Résumé de la série : Valérian, le plus grand space-opéra publié par des auteurs français, nous entraîne dans un monde et un futur lointains. Le duo est constitué d'agents spatio-temporels : Valérian et Laureline. C'est à bord d'un vaisseau affrété par Galaxity, capitale de l'Empire Terrien, qu'ils se déplacent pour vivre des aventures hautes en couleur. Les scénarios font d'habiles clins d'oeil à notre époque, mettant en scène tyrans et dictateurs, souvent bien proches de ceux de notre 20ème siècle. Le dessin est classique mais doué d'une fantaisie qui donne une saveur rarement égalée aux créatures monstrueuses ou sympathiques que croise Valérian. Grâce à des histoires formidablement inventives, les auteurs de Valérian ont su séduire le public le plus large possible depuis 1967, année de création de cette série pour l'hebdomadaire PILOTE. L'album Les Habitants du Ciel constitue une étonnante ''encyclopédie loufoque'' détaillant chacune des créatures qui apparaissent dans les 13 albums.
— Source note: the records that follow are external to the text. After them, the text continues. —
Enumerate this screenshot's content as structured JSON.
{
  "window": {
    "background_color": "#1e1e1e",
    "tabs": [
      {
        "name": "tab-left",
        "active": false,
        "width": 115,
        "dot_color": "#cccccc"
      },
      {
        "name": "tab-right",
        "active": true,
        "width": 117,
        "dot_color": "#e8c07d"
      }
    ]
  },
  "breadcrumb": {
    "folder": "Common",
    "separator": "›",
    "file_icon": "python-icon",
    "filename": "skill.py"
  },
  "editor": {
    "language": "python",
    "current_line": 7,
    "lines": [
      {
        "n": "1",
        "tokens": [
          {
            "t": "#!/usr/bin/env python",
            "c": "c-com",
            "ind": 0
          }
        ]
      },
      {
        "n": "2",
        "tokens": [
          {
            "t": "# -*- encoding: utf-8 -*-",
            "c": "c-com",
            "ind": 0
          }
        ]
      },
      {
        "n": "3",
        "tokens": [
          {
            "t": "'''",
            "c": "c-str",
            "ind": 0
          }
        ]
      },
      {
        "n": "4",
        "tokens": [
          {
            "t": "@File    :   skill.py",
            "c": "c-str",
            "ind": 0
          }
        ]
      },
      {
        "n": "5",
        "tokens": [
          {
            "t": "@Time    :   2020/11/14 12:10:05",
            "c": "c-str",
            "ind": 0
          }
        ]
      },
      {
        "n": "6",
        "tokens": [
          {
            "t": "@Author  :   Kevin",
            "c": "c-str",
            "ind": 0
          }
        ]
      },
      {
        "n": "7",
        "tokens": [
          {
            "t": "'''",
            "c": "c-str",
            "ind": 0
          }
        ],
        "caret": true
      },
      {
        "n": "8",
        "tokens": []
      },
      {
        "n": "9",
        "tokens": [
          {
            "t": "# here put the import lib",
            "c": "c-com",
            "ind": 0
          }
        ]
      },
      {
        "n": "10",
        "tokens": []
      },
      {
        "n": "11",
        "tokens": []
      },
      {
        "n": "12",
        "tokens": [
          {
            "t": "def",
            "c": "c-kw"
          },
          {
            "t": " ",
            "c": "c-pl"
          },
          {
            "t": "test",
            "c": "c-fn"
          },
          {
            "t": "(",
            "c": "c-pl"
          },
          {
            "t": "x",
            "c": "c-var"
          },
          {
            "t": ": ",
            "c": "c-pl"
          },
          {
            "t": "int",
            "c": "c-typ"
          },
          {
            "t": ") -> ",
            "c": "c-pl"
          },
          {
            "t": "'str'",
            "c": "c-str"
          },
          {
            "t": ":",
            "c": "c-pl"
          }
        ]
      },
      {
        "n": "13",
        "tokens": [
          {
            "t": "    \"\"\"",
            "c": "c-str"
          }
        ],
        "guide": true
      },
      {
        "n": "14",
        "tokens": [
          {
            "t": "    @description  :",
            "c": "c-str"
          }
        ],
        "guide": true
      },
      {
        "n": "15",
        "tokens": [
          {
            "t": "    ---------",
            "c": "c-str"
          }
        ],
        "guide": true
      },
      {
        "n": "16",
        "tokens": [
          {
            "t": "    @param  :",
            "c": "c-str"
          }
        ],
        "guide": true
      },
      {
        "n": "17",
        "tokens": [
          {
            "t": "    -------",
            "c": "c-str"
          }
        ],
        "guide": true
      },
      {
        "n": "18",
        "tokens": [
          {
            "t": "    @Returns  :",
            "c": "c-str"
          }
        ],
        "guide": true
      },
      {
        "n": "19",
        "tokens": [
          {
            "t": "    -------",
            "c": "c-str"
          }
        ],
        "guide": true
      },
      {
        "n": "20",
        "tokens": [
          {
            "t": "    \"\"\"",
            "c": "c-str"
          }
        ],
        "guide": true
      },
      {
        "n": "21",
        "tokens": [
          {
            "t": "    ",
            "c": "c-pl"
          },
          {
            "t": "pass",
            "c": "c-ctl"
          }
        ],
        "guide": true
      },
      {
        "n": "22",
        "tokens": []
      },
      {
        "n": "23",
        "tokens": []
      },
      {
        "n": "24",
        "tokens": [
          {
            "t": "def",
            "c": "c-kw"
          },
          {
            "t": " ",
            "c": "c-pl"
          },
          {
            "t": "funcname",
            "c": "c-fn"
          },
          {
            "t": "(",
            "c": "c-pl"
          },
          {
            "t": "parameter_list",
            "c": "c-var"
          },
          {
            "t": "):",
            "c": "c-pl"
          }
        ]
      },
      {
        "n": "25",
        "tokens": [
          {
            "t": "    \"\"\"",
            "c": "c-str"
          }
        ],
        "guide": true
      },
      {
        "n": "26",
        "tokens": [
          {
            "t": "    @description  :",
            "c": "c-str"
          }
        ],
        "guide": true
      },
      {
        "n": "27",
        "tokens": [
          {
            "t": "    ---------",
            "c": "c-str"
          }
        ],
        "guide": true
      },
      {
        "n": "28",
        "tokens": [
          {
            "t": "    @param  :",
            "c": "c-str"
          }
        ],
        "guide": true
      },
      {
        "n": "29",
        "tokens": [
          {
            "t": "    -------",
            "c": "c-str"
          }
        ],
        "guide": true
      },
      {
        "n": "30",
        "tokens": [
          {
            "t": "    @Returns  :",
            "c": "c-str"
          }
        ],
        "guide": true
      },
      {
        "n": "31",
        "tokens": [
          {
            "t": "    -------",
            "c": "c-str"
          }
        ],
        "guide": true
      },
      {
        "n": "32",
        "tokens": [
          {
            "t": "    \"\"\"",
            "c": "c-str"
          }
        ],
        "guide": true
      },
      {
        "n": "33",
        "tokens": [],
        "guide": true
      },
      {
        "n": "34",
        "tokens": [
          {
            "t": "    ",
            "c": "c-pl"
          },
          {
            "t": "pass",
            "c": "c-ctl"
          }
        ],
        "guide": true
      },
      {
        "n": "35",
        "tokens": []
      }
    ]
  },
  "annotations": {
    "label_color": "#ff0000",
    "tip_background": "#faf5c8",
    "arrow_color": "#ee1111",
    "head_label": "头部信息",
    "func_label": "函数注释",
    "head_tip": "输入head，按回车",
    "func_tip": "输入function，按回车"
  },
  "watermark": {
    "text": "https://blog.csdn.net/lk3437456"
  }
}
LES FOUDRES D'HYPSIS est la fin des SPECTRES D'INVERLOCH. C'est même l'histoire des SPECTRES D'INVERLOCH, vu que celui-ci n'était qu'une simple présentation des personnages. Dans cet album à nouveau terrestre, nos protagonistes embarquent à bord d'un bâtiment de la marine marchande à la recherche d'un vaisseau chargé par la planète errante Hypsis de déposer de quoi provoquer le grand cataclysme de 1986 (évoqué dans LA CITE DES EAUX MOUVANTES).
Le sujet est bon. Dommage encore une fois qu'il ait fallu tant de temps pour arriver aux premières pages de cet album.
Malheureusement les mauvaises impressions laissées par INVERLOCH perdurent ici. D'autant plus que le final est franchement grotesque. L'idée de faire de la sainte trinité un trio d'extra-terrestres n'est pas mauvaise du tout, c'est même plutôt bien vu (dieu en Orson Welles période LA SOIF DU MAL a quelque chose de comique, l'esprit saint en machine à sous aussi. Jésus en Hippie junkie est un peu plus banale).
Ce qui me gêne le plus est l'argument avancé par la trinité d'Hypsis comme prétexte à la destrucion de la Terre, ainsi que la façon dont les Hommes s'en tirent. et puis deux albums pour en arriver à ça... Non. Encore un coup dans l'eau. Ca fait quatre albums ratés d'affilée.